Below is our request and response when successfully updating our new Company. We can see the same company returned to us (same id and founding_date) but with an updated name and founder.

DELETE

For our final method, delete(), we want to query a Company by id, confirm that it exists (if desired), remove it from the database, and return a message with a success code. We can reuse the CompanyByID resource and URL for this method as well.

This method is very straightforward as we're not attempting to update or create any instances.

class CompanyByID(Resource):
    def get(self, id):
        company = Company.query.filter_by(id=id).first()
        if company:
            return company.to_dict(), 200
        return {"error": "404 - Company not found"}, 404

    def patch(self, id):
        company = Company.query.filter_by(id=id).first()
        data = request.get_json()

        if company:
            # Attempt to update Company attributes using request data
            try:
                # Using setattr() in this way is handy with unknown attributes
                for attr in data:
                    setattr(company, attr, data.get(attr))
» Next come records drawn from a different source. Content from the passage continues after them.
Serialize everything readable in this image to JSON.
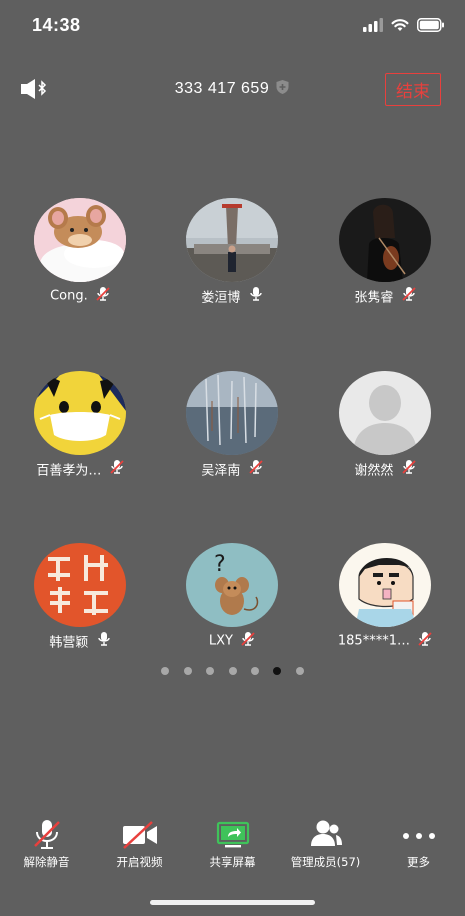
{
  "status_bar": {
    "time": "14:38"
  },
  "meeting": {
    "id": "333 417 659",
    "end_label": "结束"
  },
  "participants": [
    {
      "name": "Cong.",
      "mic": "muted",
      "avatar": "cartoon-mouse-avatar"
    },
    {
      "name": "娄洹博",
      "mic": "on",
      "avatar": "person-monument-avatar"
    },
    {
      "name": "张隽睿",
      "mic": "muted",
      "avatar": "violinist-avatar"
    },
    {
      "name": "百善孝为…",
      "mic": "muted",
      "avatar": "pikachu-mask-avatar"
    },
    {
      "name": "吴泽南",
      "mic": "muted",
      "avatar": "trees-reflection-avatar"
    },
    {
      "name": "谢然然",
      "mic": "muted",
      "avatar": "default-person-avatar"
    },
    {
      "name": "韩营颖",
      "mic": "on",
      "avatar": "red-seal-avatar"
    },
    {
      "name": "LXY",
      "mic": "muted",
      "avatar": "mouse-question-avatar"
    },
    {
      "name": "185****1…",
      "mic": "muted",
      "avatar": "crayon-boy-avatar"
    }
  ],
  "pagination": {
    "total": 7,
    "active": 6
  },
  "toolbar": {
    "unmute": "解除静音",
    "start_video": "开启视频",
    "share_screen": "共享屏幕",
    "manage_members": "管理成员(57)",
    "more": "更多"
  },
  "colors": {
    "background": "#5f5f5f",
    "end_red": "#e8403d",
    "share_green": "#3fc35a",
    "mute_red": "#e8403d"
  }
}
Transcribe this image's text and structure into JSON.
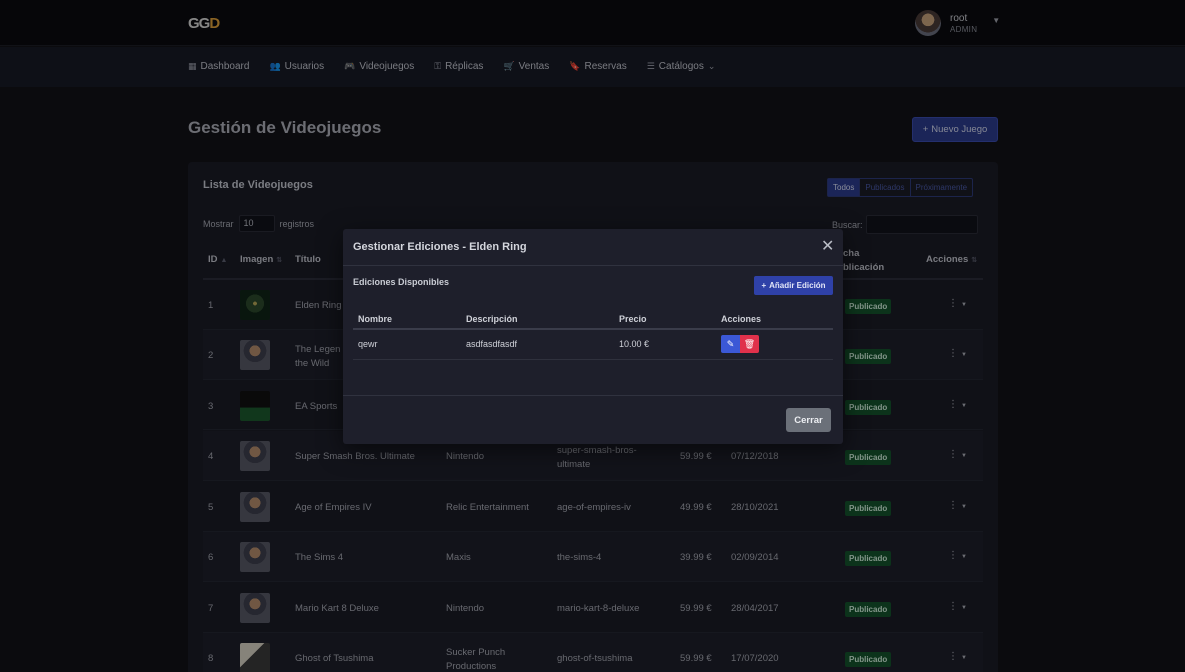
{
  "app": {
    "logo_text": "GG",
    "logo_accent": "D"
  },
  "user": {
    "name": "root",
    "role": "ADMIN"
  },
  "nav": [
    {
      "label": "Dashboard",
      "icon": "grid-icon"
    },
    {
      "label": "Usuarios",
      "icon": "users-icon"
    },
    {
      "label": "Videojuegos",
      "icon": "gamepad-icon"
    },
    {
      "label": "Réplicas",
      "icon": "key-icon"
    },
    {
      "label": "Ventas",
      "icon": "cart-icon"
    },
    {
      "label": "Reservas",
      "icon": "bookmark-icon"
    },
    {
      "label": "Catálogos",
      "icon": "list-icon"
    }
  ],
  "page": {
    "title": "Gestión de Videojuegos",
    "new_button": "Nuevo Juego"
  },
  "list": {
    "title": "Lista de Videojuegos",
    "filters": [
      "Todos",
      "Publicados",
      "Próximamente"
    ],
    "show_label": "Mostrar",
    "page_size": "10",
    "records_label": "registros",
    "search_label": "Buscar:",
    "headers": {
      "id": "ID",
      "image": "Imagen",
      "title": "Título",
      "date": "Fecha Publicación",
      "date_visible": "cha\nblicación",
      "actions": "Acciones"
    },
    "rows": [
      {
        "id": "1",
        "title": "Elden Ring",
        "publisher": "",
        "slug": "",
        "price": "",
        "date": "",
        "status": "Publicado"
      },
      {
        "id": "2",
        "title": "The Legend of Zelda: Breath of the Wild",
        "title_visible": "The Legen\nthe Wild",
        "publisher": "",
        "slug": "",
        "price": "",
        "date": "",
        "status": "Publicado"
      },
      {
        "id": "3",
        "title": "EA Sports",
        "publisher": "",
        "slug": "",
        "price": "",
        "date": "",
        "status": "Publicado"
      },
      {
        "id": "4",
        "title": "Super Smash Bros. Ultimate",
        "publisher": "Nintendo",
        "slug": "super-smash-bros-ultimate",
        "price": "59.99 €",
        "date": "07/12/2018",
        "status": "Publicado"
      },
      {
        "id": "5",
        "title": "Age of Empires IV",
        "publisher": "Relic Entertainment",
        "slug": "age-of-empires-iv",
        "price": "49.99 €",
        "date": "28/10/2021",
        "status": "Publicado"
      },
      {
        "id": "6",
        "title": "The Sims 4",
        "publisher": "Maxis",
        "slug": "the-sims-4",
        "price": "39.99 €",
        "date": "02/09/2014",
        "status": "Publicado"
      },
      {
        "id": "7",
        "title": "Mario Kart 8 Deluxe",
        "publisher": "Nintendo",
        "slug": "mario-kart-8-deluxe",
        "price": "59.99 €",
        "date": "28/04/2017",
        "status": "Publicado"
      },
      {
        "id": "8",
        "title": "Ghost of Tsushima",
        "publisher": "Sucker Punch Productions",
        "slug": "ghost-of-tsushima",
        "price": "59.99 €",
        "date": "17/07/2020",
        "status": "Publicado"
      }
    ]
  },
  "modal": {
    "title": "Gestionar Ediciones - Elden Ring",
    "subtitle": "Ediciones Disponibles",
    "add_button": "Añadir Edición",
    "headers": {
      "name": "Nombre",
      "desc": "Descripción",
      "price": "Precio",
      "actions": "Acciones"
    },
    "rows": [
      {
        "name": "qewr",
        "desc": "asdfasdfasdf",
        "price": "10.00 €"
      }
    ],
    "close_button": "Cerrar"
  }
}
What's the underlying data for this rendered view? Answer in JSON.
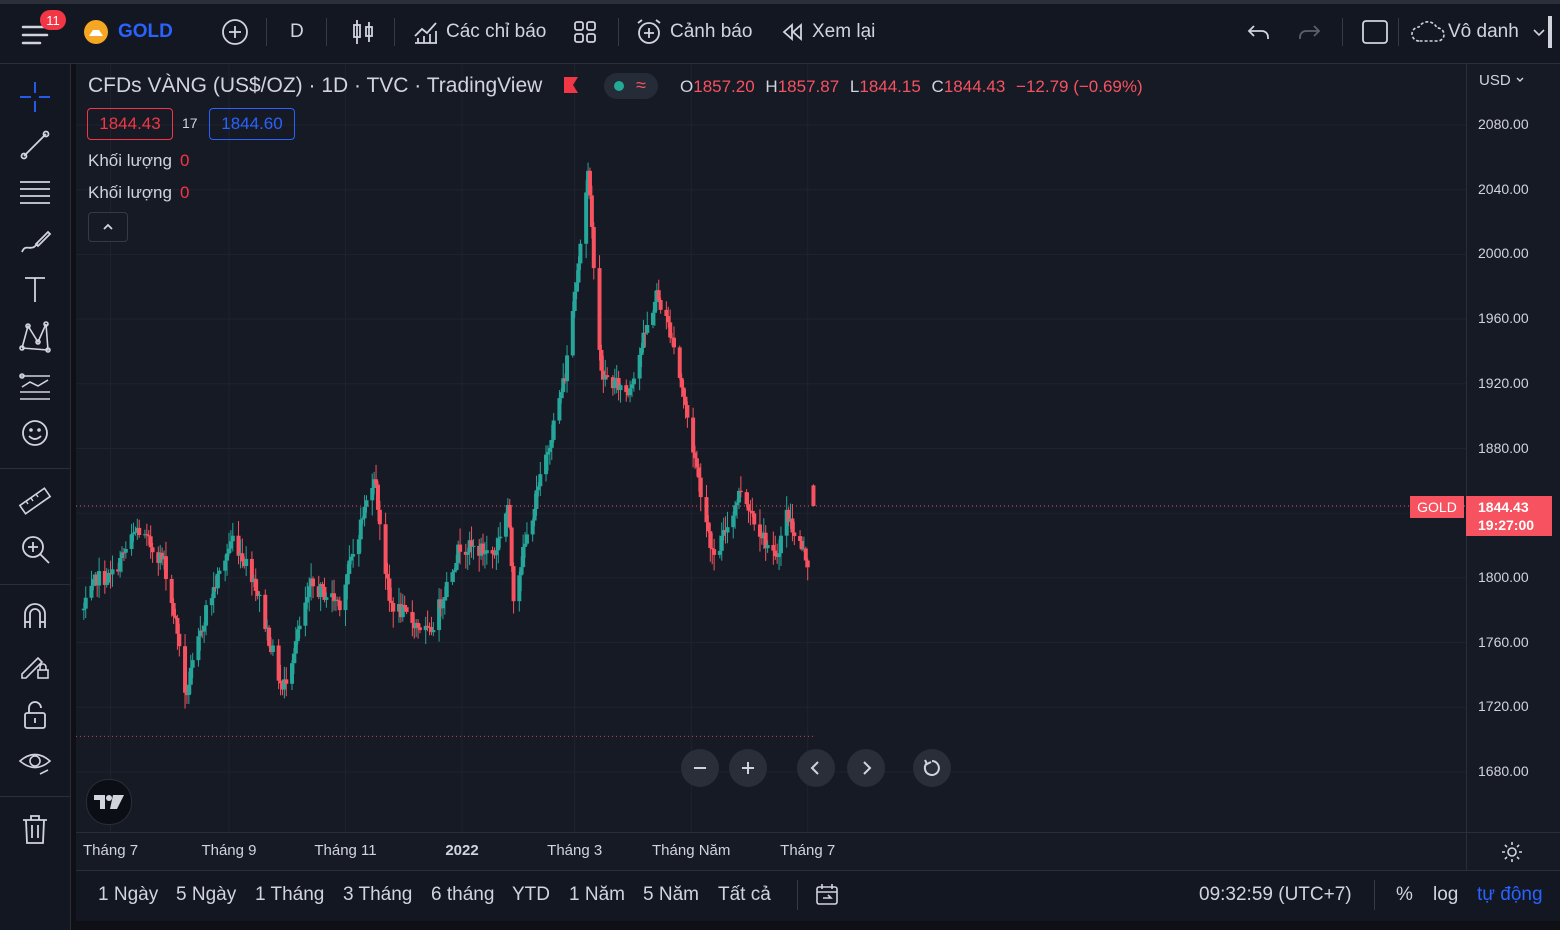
{
  "header": {
    "notifications_count": "11",
    "symbol": "GOLD",
    "interval": "D",
    "indicators_label": "Các chỉ báo",
    "alerts_label": "Cảnh báo",
    "replay_label": "Xem lại",
    "layout_name": "Vô danh"
  },
  "legend": {
    "title": "CFDs VÀNG (US$/OZ) · 1D · TVC · TradingView",
    "o_label": "O",
    "o_value": "1857.20",
    "h_label": "H",
    "h_value": "1857.87",
    "l_label": "L",
    "l_value": "1844.15",
    "c_label": "C",
    "c_value": "1844.43",
    "change": "−12.79 (−0.69%)",
    "bid": "1844.43",
    "spread": "17",
    "ask": "1844.60",
    "volume_label_1": "Khối lượng",
    "volume_value_1": "0",
    "volume_label_2": "Khối lượng",
    "volume_value_2": "0"
  },
  "price_axis": {
    "currency": "USD",
    "ticks": [
      "2080.00",
      "2040.00",
      "2000.00",
      "1960.00",
      "1920.00",
      "1880.00",
      "1840.00",
      "1800.00",
      "1760.00",
      "1720.00",
      "1680.00"
    ],
    "last_symbol": "GOLD",
    "last_price": "1844.43",
    "countdown": "19:27:00"
  },
  "time_axis": {
    "ticks": [
      "Tháng 7",
      "Tháng 9",
      "Tháng 11",
      "2022",
      "Tháng 3",
      "Tháng Năm",
      "Tháng 7"
    ]
  },
  "bottom_bar": {
    "ranges": [
      "1 Ngày",
      "5 Ngày",
      "1 Tháng",
      "3 Tháng",
      "6 tháng",
      "YTD",
      "1 Năm",
      "5 Năm",
      "Tất cả"
    ],
    "clock": "09:32:59 (UTC+7)",
    "percent": "%",
    "log": "log",
    "auto": "tự động"
  },
  "colors": {
    "up": "#26a69a",
    "down": "#f7525f",
    "background": "#161a25",
    "accent": "#2962ff"
  },
  "chart_data": {
    "type": "candlestick",
    "symbol": "GOLD",
    "interval": "1D",
    "ylim": [
      1670,
      2090
    ],
    "anchors": [
      [
        "2021-06-17",
        1780
      ],
      [
        "2021-06-24",
        1800
      ],
      [
        "2021-07-01",
        1800
      ],
      [
        "2021-07-15",
        1830
      ],
      [
        "2021-07-29",
        1810
      ],
      [
        "2021-08-06",
        1760
      ],
      [
        "2021-08-09",
        1725
      ],
      [
        "2021-08-20",
        1780
      ],
      [
        "2021-09-03",
        1825
      ],
      [
        "2021-09-14",
        1800
      ],
      [
        "2021-09-29",
        1730
      ],
      [
        "2021-10-14",
        1795
      ],
      [
        "2021-10-29",
        1785
      ],
      [
        "2021-11-05",
        1815
      ],
      [
        "2021-11-16",
        1865
      ],
      [
        "2021-11-24",
        1785
      ],
      [
        "2021-12-15",
        1765
      ],
      [
        "2021-12-31",
        1820
      ],
      [
        "2022-01-18",
        1815
      ],
      [
        "2022-01-25",
        1845
      ],
      [
        "2022-01-28",
        1790
      ],
      [
        "2022-02-11",
        1860
      ],
      [
        "2022-02-24",
        1925
      ],
      [
        "2022-03-08",
        2050
      ],
      [
        "2022-03-15",
        1925
      ],
      [
        "2022-03-29",
        1915
      ],
      [
        "2022-04-13",
        1975
      ],
      [
        "2022-04-21",
        1950
      ],
      [
        "2022-05-13",
        1810
      ],
      [
        "2022-05-27",
        1855
      ],
      [
        "2022-06-14",
        1810
      ],
      [
        "2022-06-20",
        1840
      ],
      [
        "2022-07-01",
        1810
      ],
      [
        "2022-07-04",
        1844.43
      ]
    ],
    "last": {
      "date": "2022-07-04",
      "open": 1857.2,
      "high": 1857.87,
      "low": 1844.15,
      "close": 1844.43
    }
  }
}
                # Attempting to add and commit the updated instance to the db
                db.session.add(company)
                db.session.commit()

                # Return response with our updated company (serialized) and a status code
                return company.to_dict(), 200
            except:
                return {"error": "422 - Unprocessable Entity"}, 422

        return {"error": "404 - Company not found"}, 404

    # NEW DELETE METHOD
    def delete(self, id):
        company = Company.query.filter_by(id=id).first()

        if company:
            db.session.delete(company)
            db.session.commit()
            return {"message": "Company successfully deleted"}, 204

        return {"error": "404 - Company not found"}, 404


api.add_resource(CompanyByID, "/companies/<int:id>", endpoint="company")

Result of our DELETE request:

Conclusion

Creating this post deepened my own understandng of Flask-RESTful and I hope, at the very least, that it gave you some insight into your own API development. Not all applications have to follow RESTful principles, but it certainly improves readability and ease of use for others when applicable. After spending much time interacting with external APIs on the frontend and managing data on the backend, I'm eager to develop my own APIs and embrace fullstack development.